Below is an output of the command: python sumMary.py --help
Usage: sumMary.py [OPTIONS] ARTICLE_FILE
Input is file that text we want to summarize
Options:
-n, --num_sentences INTEGER Number of sentences to return in summary.
-w, --weighting TEXT Weighting scheme to use for scoring.
Methods:
tf - term frequency
p - probability
c - centroid
--help Show this message and exit.
The above output describes the example usage of the sumMary.py. Examples commands would be:
python sumMary.py -n 3 -w tf ../../summaries/articleTexts/b0
This command would summarize this example article, using a term frequency scheme and output the 3 top sentences.
python sumMary.py -n 10 -w p ../../summaries/articleTexts/b0
This command would summarize this example article, using a optimal sentence(centroid) scheme and output the 10 top sentences.
The datasets used in the project were gathered manaully.
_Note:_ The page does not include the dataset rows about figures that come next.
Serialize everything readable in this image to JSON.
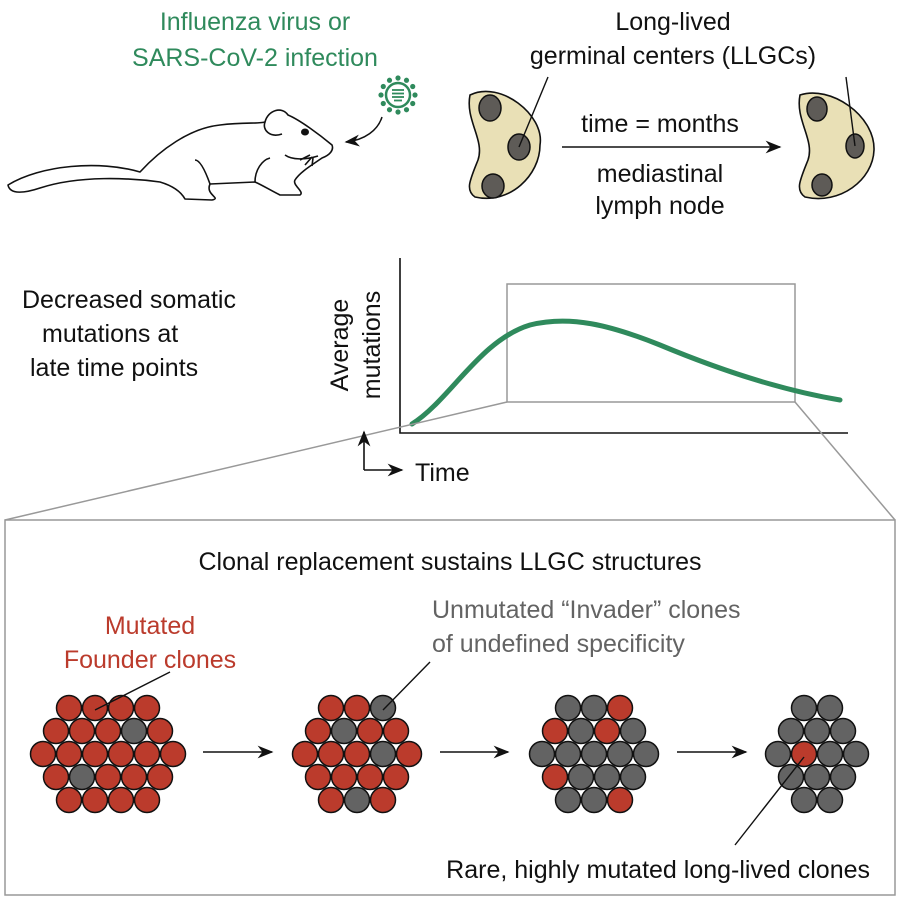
{
  "colors": {
    "green": "#2f8a5c",
    "red": "#bb3b2c",
    "gray": "#636363",
    "node_fill": "#e9e0b6",
    "gc_fill": "#5e5b57"
  },
  "infection": {
    "line1": "Influenza virus or",
    "line2": "SARS-CoV-2 infection",
    "icons": [
      "mouse-icon",
      "virus-icon"
    ]
  },
  "llgc": {
    "line1": "Long-lived",
    "line2": "germinal centers (LLGCs)",
    "arrow_top": "time = months",
    "arrow_bottom1": "mediastinal",
    "arrow_bottom2": "lymph node"
  },
  "mutation_plot": {
    "caption": [
      "Decreased somatic",
      "mutations at",
      "late time points"
    ],
    "ylabel1": "Average",
    "ylabel2": "mutations",
    "xlabel": "Time"
  },
  "clonal": {
    "title": "Clonal replacement sustains LLGC structures",
    "founder": [
      "Mutated",
      "Founder clones"
    ],
    "invader": [
      "Unmutated “Invader” clones",
      "of undefined specificity"
    ],
    "rare": "Rare, highly mutated long-lived clones",
    "clusters": [
      [
        "RRRR",
        "RRRGR",
        "RRRRRR",
        "RGRRR",
        "RRRR"
      ],
      [
        "RRG",
        "RGRR",
        "RRRGR",
        "RRRR",
        "RGR"
      ],
      [
        "GGR",
        "RGRG",
        "GGGGG",
        "RGGG",
        "GGR"
      ],
      [
        "GG",
        "GGG",
        "GRGG",
        "GGG",
        "GG"
      ]
    ]
  }
}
They are located in the /summaries/articleTexts/ folder. The sites we used to gather the article were: Bloomberg, CNN, Mgoblog, and Washington Post.
An example of the file naming scheme: 'b_0' which represents that this article was taken from Bloomberg.com. Similary 'm' for Mgoblog, 'c' for CNN, and 'w' for the Washington Post.
The articles were then manually summarized. This involved a person reading the article, and choosing the top 5 sentences in the text that best represent(summarize) the article. These 5 sentences were then used as a golden standard to compare our methods.
Here we will describe the purpose of the main files of the summarize package. Most of which are inside the /summarize/views/ directory.
-
- Contains the necessary code to run the web app, and render the correct html templates located in templates folder.
-
- This file is the main entry point into the project, it includes all the necessary algorithms from centroid.py, probabilty.py. It also includes the click library, which is useful for commandline arguments.
-
- Includes the centroid algorithm, which creates an optimal vector from the sentences in the document. Then uses cosine similarity to compare this 'optimal' sentence to the rest of the sentences.
-
- Includes the centroid algorithm, which uses naive bayes. It treats the document as a category, and tries to see which sentence has the highest probability of being in the category.
-
preprocess.py, porterstemmer.py
- These files were included from Assignment 1 done in class.
-
- This file is used to calculate precision and recall comparing our algorihtms results with the manual results we generated (gold standard).
-
- This file is used to create the test documents using in evalute.py to check the precision and recall values in evalute.py. These test documents are created in the directory: /summaries/evaluation/. The naming scheme of the file is "website_algorithm" where algorithm can be 'c', 'p', or 'tf'. This refers to the respective algorithms used to create the top 5 sentences.
-
- Contains functions needed in the centroid.py, probability.py.